US News Housing Market IndexPlus closing costs, based on a 7% interest rate on a $217,000 30-year fixed-rate mortgage, your monthly payment, before taxes and insurance, would be $1,442. Meanwhile, the median rent in Cincinnati is just over $1,500. Renting is more financially affordable because you eliminate additional maintenance costs, property taxes, and insurance.
If the combination of mortgage payments and the operating costs of a home will put a strain on your income or budget, it may be wise to wait before purchasing.
Housing inventory is gradually increasing. According to the latest data from Redfin, there was a three-month supply of homes for sale in October 2023. While this is a move in the right direction after the pandemic-induced housing frenzy that left housing in supply for less than a month, it remains an undersupplied market. Approximately six months’ supply is considered a balanced market.

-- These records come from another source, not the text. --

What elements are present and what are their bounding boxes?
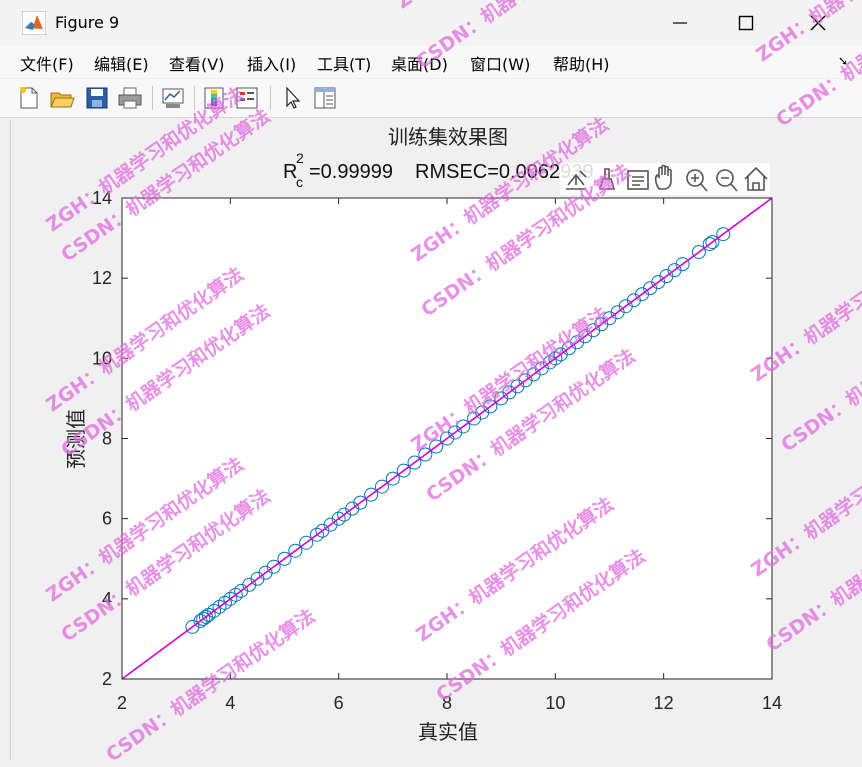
minimize-icon [673, 22, 687, 24]
chart-subtitle: R 2 c =0.99999 RMSEC=0.0062939 [283, 150, 593, 190]
insert-legend-icon[interactable] [234, 85, 260, 111]
x-tick-label: 10 [545, 693, 565, 713]
window-title: Figure 9 [55, 13, 120, 32]
subtitle-r-sup: 2 [296, 150, 304, 166]
x-axis-label: 真实值 [418, 720, 478, 744]
toolbar-separator [194, 86, 195, 110]
menu-help[interactable]: 帮助(H) [553, 51, 610, 75]
chart-title: 训练集效果图 [388, 125, 508, 149]
insert-colorbar-icon[interactable] [201, 85, 227, 111]
menu-file[interactable]: 文件(F) [20, 51, 74, 75]
menu-tools[interactable]: 工具(T) [317, 51, 371, 75]
open-file-icon[interactable] [49, 85, 75, 111]
y-tick-label: 2 [102, 669, 112, 689]
close-icon [810, 15, 826, 31]
window-title-bar: Figure 9 [0, 0, 862, 46]
menu-window[interactable]: 窗口(W) [470, 51, 530, 75]
x-tick-label: 6 [334, 693, 344, 713]
y-tick-label: 4 [102, 589, 112, 609]
axes-toolbar [560, 163, 770, 195]
y-tick-label: 10 [92, 348, 112, 368]
edit-plot-arrow-icon[interactable] [280, 85, 306, 111]
subtitle-r-sub: c [296, 174, 303, 190]
print-icon[interactable] [117, 85, 143, 111]
toolbar-separator [152, 86, 153, 110]
close-button[interactable] [788, 0, 848, 46]
y-tick-label: 14 [92, 188, 112, 208]
y-tick-label: 12 [92, 268, 112, 288]
plot-svg: 训练集效果图 R 2 c =0.99999 RMSEC=0.0062939 2 4… [64, 125, 782, 744]
save-icon[interactable] [84, 85, 110, 111]
menu-view[interactable]: 查看(V) [169, 51, 224, 75]
maximize-icon [738, 15, 754, 31]
x-tick-label: 2 [117, 693, 127, 713]
menu-insert[interactable]: 插入(I) [247, 51, 296, 75]
minimize-button[interactable] [650, 0, 710, 46]
new-figure-icon[interactable] [16, 85, 42, 111]
matlab-app-icon [22, 11, 46, 35]
figure-toolbar [0, 79, 862, 118]
x-tick-label: 4 [225, 693, 235, 713]
y-tick-label: 6 [102, 509, 112, 529]
menu-expand-arrow-icon[interactable]: ➘ [838, 54, 848, 68]
subtitle-r-value: =0.99999 [309, 161, 393, 183]
property-inspector-icon[interactable] [312, 85, 338, 111]
y-tick-label: 8 [102, 429, 112, 449]
menu-desktop[interactable]: 桌面(D) [391, 51, 448, 75]
menu-edit[interactable]: 编辑(E) [94, 51, 149, 75]
maximize-button[interactable] [716, 0, 776, 46]
x-tick-label: 8 [442, 693, 452, 713]
toolbar-separator [270, 86, 271, 110]
figure-canvas: 训练集效果图 R 2 c =0.99999 RMSEC=0.0062939 2 4… [10, 119, 853, 760]
x-tick-label: 14 [762, 693, 782, 713]
y-axis-label: 预测值 [64, 409, 88, 469]
x-tick-label: 12 [654, 693, 674, 713]
menu-bar: 文件(F) 编辑(E) 查看(V) 插入(I) 工具(T) 桌面(D) 窗口(W… [0, 46, 862, 78]
link-plot-icon[interactable] [160, 85, 186, 111]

Insufficient inventory means many buyers are having a hard time finding homes that meet their needs at a price they can afford. If you’re having trouble finding a suitable home due to a lack of supply in your local market, consider waiting until inventory increases in the future.
“Housing inventory and demand could increase as interest rates fall,” Carter said. Many homeowners secured a mortgage when interest rates were 2% or 4% and are stuck waiting for a time when they can re-enter the market at a more affordable price. If interest rates fall, people may return to buying homes, which could lead to an increase in inventory.
If you are finding it difficult to get approved for a mortgage based on your current employment, debt-to-income ratio, outstanding debt, or the average price of a home at current market rates, you may be better off waiting to buy. . “While you wait, focus on preparing yourself financially. Take steps to reduce your debt and improve your credit score. You never want a home purchase to burden you financially.” Carter says.
There are some scenarios where it may be better to wait, especially if mortgage rates retreat, as is currently expected. But remember, no expert has a crystal ball to predict exactly what will happen in the housing market next year. Many experts predicted that house prices would fall in 2023, but the opposite happened. According to the Housing Market Index, the average home price in the U.S. is up 2.2% year over year.
Many experts had predicted that mortgage interest rates would fall in 2023, but instead they rose.
Timing the market perfectly should not be your goal. This decision should be determined by your personal needs, financial means, and the time needed to find a suitable home.